Hi Med,
This is "expected" behavior. Internally, Wireshark
uses conversations to keep track of sessions. These conversations are not
limited to TCP (also UDP traffic can cause a conversation entry to be created
for example). To make implementation easier, processing faster and memory
footprint lighter, I used the conversation index as value for tcp.stream. This
indeed means that there can be gaps in the numbering. Please also note that
tcp.stream can also be 0.
Hope this clarifies things,
Cheers,
Sake
----- Original Message -----
Sent: Friday, December 11, 2009 12:36
PM
Subject: [Wireshark-users] Regarding
tcp.stream filtering.
Hi everyone
I have made a bash script counting from 1
to whatever need.
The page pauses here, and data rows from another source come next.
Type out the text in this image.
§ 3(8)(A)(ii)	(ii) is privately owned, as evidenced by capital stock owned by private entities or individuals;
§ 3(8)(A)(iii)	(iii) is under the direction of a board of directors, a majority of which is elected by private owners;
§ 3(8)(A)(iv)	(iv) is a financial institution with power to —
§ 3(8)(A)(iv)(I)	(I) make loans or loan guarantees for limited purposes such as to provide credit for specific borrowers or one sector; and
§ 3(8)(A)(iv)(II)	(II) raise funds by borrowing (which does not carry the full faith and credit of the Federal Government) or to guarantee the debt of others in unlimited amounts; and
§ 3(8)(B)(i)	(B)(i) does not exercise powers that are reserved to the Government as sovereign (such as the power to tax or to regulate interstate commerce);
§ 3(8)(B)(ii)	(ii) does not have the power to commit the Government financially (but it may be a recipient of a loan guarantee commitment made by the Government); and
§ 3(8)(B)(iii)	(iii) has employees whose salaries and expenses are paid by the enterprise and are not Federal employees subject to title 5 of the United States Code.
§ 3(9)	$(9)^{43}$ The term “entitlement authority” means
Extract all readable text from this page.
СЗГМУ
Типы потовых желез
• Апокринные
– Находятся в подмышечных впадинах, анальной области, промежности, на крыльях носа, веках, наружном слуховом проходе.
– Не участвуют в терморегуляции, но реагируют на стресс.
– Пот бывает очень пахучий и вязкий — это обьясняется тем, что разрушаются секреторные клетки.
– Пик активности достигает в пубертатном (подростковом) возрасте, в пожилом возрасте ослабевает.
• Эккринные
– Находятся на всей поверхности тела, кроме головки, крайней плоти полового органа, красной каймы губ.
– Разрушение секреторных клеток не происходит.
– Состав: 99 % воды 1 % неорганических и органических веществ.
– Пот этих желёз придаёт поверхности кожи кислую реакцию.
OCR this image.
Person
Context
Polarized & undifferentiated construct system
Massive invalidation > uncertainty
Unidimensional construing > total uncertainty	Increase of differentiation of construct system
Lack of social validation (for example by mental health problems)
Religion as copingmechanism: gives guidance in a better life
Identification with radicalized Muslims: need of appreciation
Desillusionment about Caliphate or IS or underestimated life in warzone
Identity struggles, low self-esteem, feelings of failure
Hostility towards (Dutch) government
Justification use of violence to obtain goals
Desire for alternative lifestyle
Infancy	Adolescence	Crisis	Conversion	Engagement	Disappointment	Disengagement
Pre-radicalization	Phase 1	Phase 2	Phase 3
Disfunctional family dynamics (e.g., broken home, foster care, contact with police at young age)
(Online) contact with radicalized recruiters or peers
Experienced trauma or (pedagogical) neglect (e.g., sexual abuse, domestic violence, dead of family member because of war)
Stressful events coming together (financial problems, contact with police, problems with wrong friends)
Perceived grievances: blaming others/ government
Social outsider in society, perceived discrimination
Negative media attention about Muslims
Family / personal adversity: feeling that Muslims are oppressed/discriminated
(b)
It run a filter as tcp.stream == $count and do what you
can see...
1. tshark -r capture.cap -R "tcp.stream == $count" >
capture$count.stream 2. tshark -r capture.cap -R "tcp.stream == $count" -w
capture$count.cap 3. tshark -r capture.cap -q -z io,stat,120 >
capture$count.csv
In the first file I take the first packet and the
last packet and calculate the difference as when did the stream start and
end. The next and third file I count number of packet and number of
bytes.
Doing that I found out that there might bee some gaps between
streams as 1, 2, 3, 5, 7, 8, 9, 10. How is that? I thought Wireshark /
tshark counted the stream and numbered in a series.